What happened at Maselspoort Resort on Christmas Day, exactly a year after
Archbishop Tutu has left us, is a challenge to us as a nation to change course. The
grotesque images of adult white men throwing their all at black teenagers; with a
man throttling a boy, and two others appearing to attempt to drown another boy, are
sickening and must be condemned by all South Africans, with a crescendo especially
from white people and white organisations of influence. Blacks need to hear the
white people of influence speaking up publicly on this. And certainly justice must take
its course.
But condemning this is not enough if we do not stand up to change our national
direction on race and ethnicity, towards the common united South African nation that
Desmond Tutu dreamed of. We are challenged to recognise that racism and
ethnicism are alive and well in our society, and ready to break up the prospect of a
united South Africa with prosperous prospects for all. As apartheid successfully
cultivated the seedlings of racial and ethnic division, so are the resultant and now
mature seeds ready to sprout in the dark of our oblivion.
The preamble to our constitution instructs us:
• To recognise the injustices of our past;
• To believe that South Africa belongs to all who live in it, united in our diversity;
• To heal the divisions of the past and establish a society based on democratic
values, social justice and fundamental human rights;
• To improve the quality of life of all citizens and free the potential of each
person; and
• To build a united and democratic South Africa able to take its rightful place as a
sovereign state in the family of nations.

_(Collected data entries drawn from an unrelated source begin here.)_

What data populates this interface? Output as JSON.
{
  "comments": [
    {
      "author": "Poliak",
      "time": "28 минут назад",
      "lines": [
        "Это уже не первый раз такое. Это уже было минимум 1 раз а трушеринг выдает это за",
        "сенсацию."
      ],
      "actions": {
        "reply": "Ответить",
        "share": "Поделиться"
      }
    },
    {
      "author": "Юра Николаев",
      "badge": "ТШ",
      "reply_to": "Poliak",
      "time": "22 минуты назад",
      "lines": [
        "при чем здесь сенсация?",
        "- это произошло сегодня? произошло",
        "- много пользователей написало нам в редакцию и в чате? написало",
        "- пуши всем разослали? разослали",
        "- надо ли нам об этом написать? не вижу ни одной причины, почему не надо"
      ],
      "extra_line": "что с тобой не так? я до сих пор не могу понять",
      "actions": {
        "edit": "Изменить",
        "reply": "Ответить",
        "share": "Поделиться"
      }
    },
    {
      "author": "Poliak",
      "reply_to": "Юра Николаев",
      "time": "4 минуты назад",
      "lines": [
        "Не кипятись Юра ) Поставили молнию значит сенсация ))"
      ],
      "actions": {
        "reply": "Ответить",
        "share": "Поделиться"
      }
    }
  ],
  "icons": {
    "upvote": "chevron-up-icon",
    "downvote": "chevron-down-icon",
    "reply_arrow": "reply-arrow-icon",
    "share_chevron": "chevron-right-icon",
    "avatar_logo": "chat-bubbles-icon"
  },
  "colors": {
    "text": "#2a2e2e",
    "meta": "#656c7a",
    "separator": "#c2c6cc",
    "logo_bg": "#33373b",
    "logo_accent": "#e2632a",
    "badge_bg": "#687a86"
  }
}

In this regard, let us find the ways and means from 2023 on, to work together from all
our social and economic sectors, towards positively resetting the South African
nation, from the two nations that Mr Mbeki warned of as the South African reality, to
the rainbow nation that Archbishop Tutu would have bequeathed South Africa.
We can do this! We must do this; because the alternative is to perish as a nation,
together in our racial and ethnic disunity – a prospect too ghastly to contemplate!!